Kata-kata itu berasal dari Allah. Yaitu tatkala Roh Kudus membawa para nabi, ke mana Ia kehendaki mereka berada. Maka, Perjanjian Lama merupakan tanda perjanjian Allah bagi umat-Nya: kata-kata Allah sendiri, yang di dalamnya terkandung otoritas ketuhanan-Nya.

Bagaimana dengan Perjanjian Baru? Memang, Anda tidak akan menjumpai satu ayat yang menunjuk kepada semua kitab di PB sebagai Firman Allah. Pada zaman itu, PB belum menjadi kitab yang utuh. PB masih dalam proses penulisan.

Tetapi marilah kita ingat selalu: agama dalam Perjanjian Baru pada hakikatnya sama dengan Perjanjian Lama. Yaitu berpusat kepada Firman Allah.
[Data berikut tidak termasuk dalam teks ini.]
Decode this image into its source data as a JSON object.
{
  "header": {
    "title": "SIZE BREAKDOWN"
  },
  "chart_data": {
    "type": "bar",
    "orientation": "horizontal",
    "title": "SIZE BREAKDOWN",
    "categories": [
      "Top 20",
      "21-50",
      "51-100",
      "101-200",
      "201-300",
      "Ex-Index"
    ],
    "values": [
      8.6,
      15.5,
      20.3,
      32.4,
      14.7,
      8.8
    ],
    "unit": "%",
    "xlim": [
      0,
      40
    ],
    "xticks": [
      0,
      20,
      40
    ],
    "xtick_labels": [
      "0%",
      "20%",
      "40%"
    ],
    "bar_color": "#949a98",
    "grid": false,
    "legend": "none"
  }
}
Sebagian orang sering berpikir bahwa PL berpusatkan pada kata-kata (atau “huruf-huruf mati”), sedangkan PB berpusatkan pada kerohanian yang melampaui kata-kata, tetapi kekuatan Roh! Namun hal ini tidak benar sama sekali. Ingatlah akan kata-kata Petrus mengenai pentingnya perkataan Tuhan Yesus, “Tuhan, kepada siapakah kami akan pergi? Perkataan-Mu adalah perkataan hidup yang kekal” (Yoh. 6.68). Ingat pula kata-kata para rasul kepada umat yang menasihati bahwa perkataan para rasul adalah perintah Allah (1Kor. 14.37).

Jadi, PB pun berpusatkan firman, tepat sama seperti Perjanjian Lama. Apabila kita hendak mencari hidup yang kekal, carilah dalam perkataan Yesus dan perkataan para rasul yang tercantum dalam Perjanjian Baru. Allah menyediakan satu bentuk tulisan untuk mewahyukan Perjanjian Lama. Mungkinkah kita mengharapkan Ia melakukan sesuatu yang lebih rendah untuk mewahyukan Perjanjian Baru, sebagai kegenapan Perjanjian Lama?

Perhatikan pula bahwa pewahyuan Perjanjian Baru, sama seperti Perjanjian Lama, adalah suatu pewahyuan yang permanen, yang diwariskan ke segala bangsa dan keturunan. Inilah yang dimaksud sebagai “tradisi” yang diterima para rasul, yaitu Firman yang sekali untuk selamanya, seperti yang tercatat dalam 1 Korintus 15.2-3; 2 Tesalonika 2.15 dan 3.16; 1 Timotius 6.20; 2 Timotius 2.2; 2 Petrus 2.21 dan Yudas 3.Para rasul membakukan (formalize) tradisi ini dengan menuliskannya dalam surat-surat, Injil-injil, dan kitab apokaliptik Wahyu. Seperti traktat perjanjian yang dibacakan keras-keras di depan sidang pertemuan, Paulus juga meminta supaya surat-suratnya dibacakan bagi orang-orang percaya (Kol. 4.16; 1Tes. 5.27). Ia pun menjadikan suratnya sebagai dasar untuk melakukan disiplin gereja (2Tes. 3.14) dan menjadi batu penguji bagi orang-orang yang mengklaim sebagai nabi atau mempunyai Roh Kudus (1Kor. 14.37). Lebih jauh lagi, Paulus mengutip Injil Lukas sebagai perkataan Allah yang otoritatif (1Tim. 5.18), dan Petrus berbicara betapa bodohnya dan kacaunya orang-orang yang tidak teguh iman memutarbalikkan surat-surat Paulus “sama seperti yang mereka juga buat dengan tulisan-tulisan yang lain [kitab-kitab lain]” (2Ptr. 3.16). Bukankah ini berarti bahwa surat-surat rasul Paulus adalah Kitab Suci, sama seperti kitab-kitab Musa?